De algebraïsche uitdrukkingen het zijn wiskundige termen die cijfers en letters bevatten. In combinatie met de symbolen van wiskundige bewerkingen, maken ze het mogelijk om formules of vergelijkingen te verkrijgen uit beschrijvingen die in woorden zijn gemaakt.
Deze letters kunnen op hun beurt worden opgeteld, afgetrokken, vermenigvuldigd of gedeeld door andere getallen, die expliciet kunnen zijn of ook kunnen worden weergegeven door letters..
Artikel index
Bijvoorbeeld de uitdrukking:
2x + 3
Het is een algebraïsche uitdrukking, waarbij de letter 'x' een getal vertegenwoordigt dat mogelijk onbekend is of dat verschillende waarden kan aannemen.
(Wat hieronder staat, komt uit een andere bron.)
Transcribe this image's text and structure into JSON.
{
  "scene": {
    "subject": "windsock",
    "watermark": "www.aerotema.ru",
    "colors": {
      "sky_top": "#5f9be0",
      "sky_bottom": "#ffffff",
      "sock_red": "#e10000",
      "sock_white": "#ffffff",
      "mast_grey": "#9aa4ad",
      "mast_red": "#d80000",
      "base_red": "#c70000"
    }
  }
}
Wat is het voordeel van het gebruik van een algebraïsche uitdrukking in plaats van te zeggen: "tweemaal een getal toegevoegd aan 3"?
Ten eerste neemt de algebraïsche uitdrukking minder ruimte in beslag. En dan, als x geen vast getal is, kunnen verschillende waarden aan de "x" worden gegeven om verschillende resultaten van deze uitdrukking te verkrijgen.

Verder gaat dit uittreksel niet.